The work process needed to create these paintings is extremely intricate, and Lapin says she can spend as much as two years on the bigger ones. She starts with what she calls “Rorschach pours,” acrylic paint and ink (and sometimes charcoal wash, as well) poured onto the canvas to create what she calls “almost randomly generated images.” She then processes and re-processes these images on the computer until she gets the effect she wants, and then paints the result. Lapin says, “It takes hundreds of images before the final painting is done. I’ll choose one in a really intuitive way, the one that will allow me to enter. I’ll have the photo mocked up in Photoshop and then return to the work and carry out the images that I’ve created on the computer. Of course there’s the way that the hand operates, so it’s never exactly the same.” In fact, nothing in her work is mechanically transferred to canvas; it’s all hand-work, with airbrushing used “for some of the photo-representational or more realistic bits.” The art-historical elements in the paintings come from online sources, which Lapin selects from in a “flow of consciousness.” She says, “The internet expands my memory banks.”

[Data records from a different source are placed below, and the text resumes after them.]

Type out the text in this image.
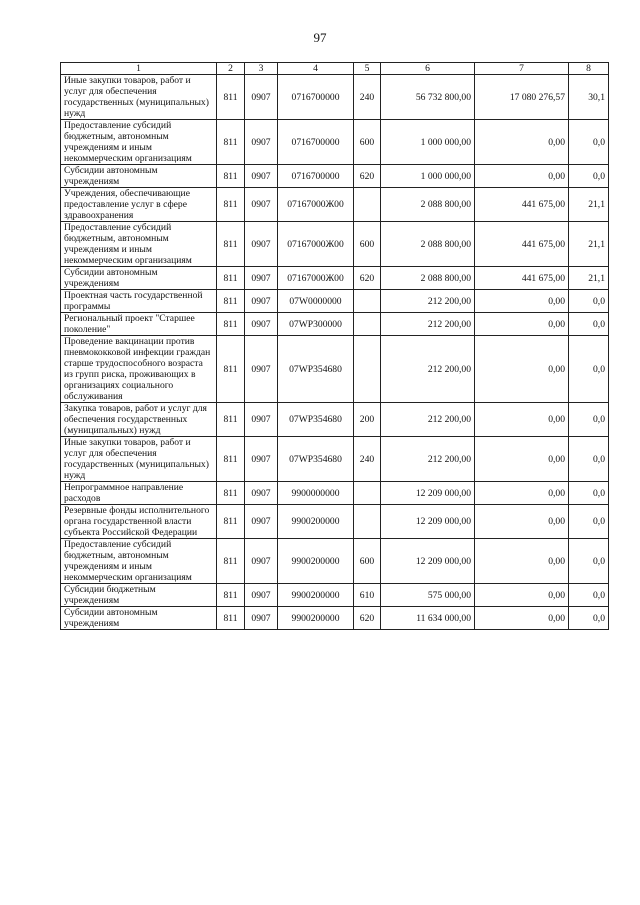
97
1	2	3	4	5	6	7	8
Иные закупки товаров, работ и услуг для обеспечения государственных (муниципальных) нужд	811	0907	0716700000	240	56 732 800,00	17 080 276,57	30,1
Предоставление субсидий бюджетным, автономным учреждениям и иным некоммерческим организациям	811	0907	0716700000	600	1 000 000,00	0,00	0,0
Субсидии автономным учреждениям	811	0907	0716700000	620	1 000 000,00	0,00	0,0
Учреждения, обеспечивающие предоставление услуг в сфере здравоохранения	811	0907	07167000Ж00		2 088 800,00	441 675,00	21,1
Предоставление субсидий бюджетным, автономным учреждениям и иным некоммерческим организациям	811	0907	07167000Ж00	600	2 088 800,00	441 675,00	21,1
Субсидии автономным учреждениям	811	0907	07167000Ж00	620	2 088 800,00	441 675,00	21,1
Проектная часть государственной программы	811	0907	07W0000000		212 200,00	0,00	0,0
Региональный проект "Старшее поколение"	811	0907	07WP300000		212 200,00	0,00	0,0
Проведение вакцинации против пневмококковой инфекции граждан старше трудоспособного возраста из групп риска, проживающих в организациях социального обслуживания	811	0907	07WP354680		212 200,00	0,00	0,0
Закупка товаров, работ и услуг для обеспечения государственных (муниципальных) нужд	811	0907	07WP354680	200	212 200,00	0,00	0,0
Иные закупки товаров, работ и услуг для обеспечения государственных (муниципальных) нужд	811	0907	07WP354680	240	212 200,00	0,00	0,0
Непрограммное направление расходов	811	0907	9900000000		12 209 000,00	0,00	0,0
Резервные фонды исполнительного органа государственной власти субъекта Российской Федерации	811	0907	9900200000		12 209 000,00	0,00	0,0
Предоставление субсидий бюджетным, автономным учреждениям и иным некоммерческим организациям	811	0907	9900200000	600	12 209 000,00	0,00	0,0
Субсидии бюджетным учреждениям	811	0907	9900200000	610	575 000,00	0,00	0,0
Субсидии автономным учреждениям	811	0907	9900200000	620	11 634 000,00	0,00	0,0
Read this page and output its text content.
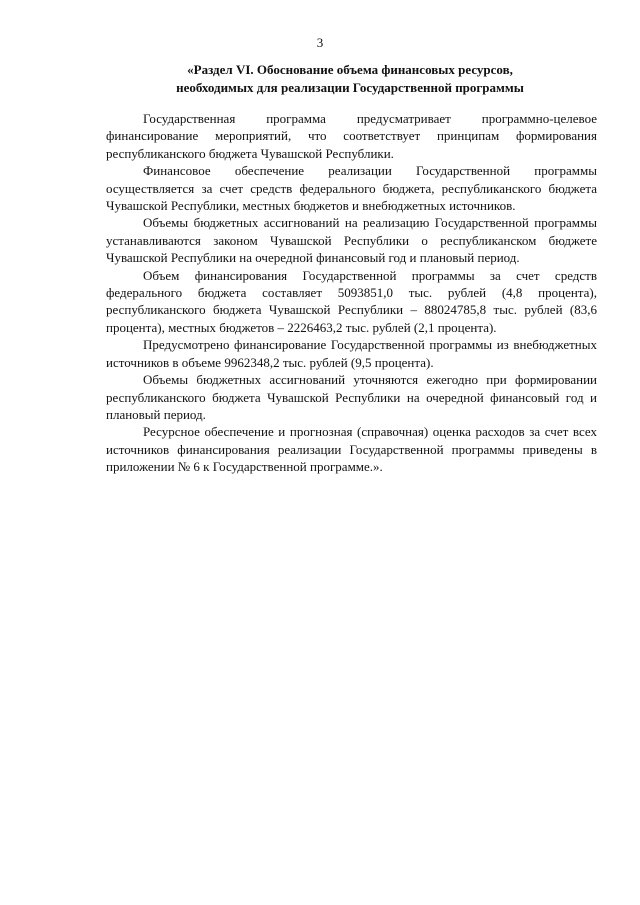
3
«Раздел VI. Обоснование объема финансовых ресурсов,
необходимых для реализации Государственной программы

Государственная программа предусматривает программно-целевое финансирование мероприятий, что соответствует принципам формирования республиканского бюджета Чувашской Республики.

Финансовое обеспечение реализации Государственной программы осуществляется за счет средств федерального бюджета, республиканского бюджета Чувашской Республики, местных бюджетов и внебюджетных источников.

Объемы бюджетных ассигнований на реализацию Государственной программы устанавливаются законом Чувашской Республики о республиканском бюджете Чувашской Республики на очередной финансовый год и плановый период.

Объем финансирования Государственной программы за счет средств федерального бюджета составляет 5093851,0 тыс. рублей (4,8 процента), республиканского бюджета Чувашской Республики – 88024785,8 тыс. рублей (83,6 процента), местных бюджетов – 2226463,2 тыс. рублей (2,1 процента).

Предусмотрено финансирование Государственной программы из внебюджетных источников в объеме 9962348,2 тыс. рублей (9,5 процента).

Объемы бюджетных ассигнований уточняются ежегодно при формировании республиканского бюджета Чувашской Республики на очередной финансовый год и плановый период.

Ресурсное обеспечение и прогнозная (справочная) оценка расходов за счет всех источников финансирования реализации Государственной программы приведены в приложении № 6 к Государственной программе.».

Needless to say, this is all very painstaking and perfectionistic work. “There’s no room for mistakes,” says Lapin, “so when a mistake happens on the canvas, if it can be made into something else, I can keep the work; otherwise, it’s a loss and I have to start again.” While she has always been embarked on essentially the same project—“chasing the same ideas,” as she puts it—in the last four years she has reached the point at which “it feels at least like the ideas are coming across. Before that, her technique was more “impressionistic,” she says, whereas now it’s cleaner and more precise, more virtusosic, one might say. “For a while I didn’t paint as pyrotechnically because I didn’t want that to be a distraction,” Lapin says. “Back then I just wanted to do what I needed to to make it what it has to be. Now there’s a spontaneity to the way the images flow, though the labor and construction of the piece are very exacting. I like that juxtaposition; it’s like a koan. There’s poetry to that.”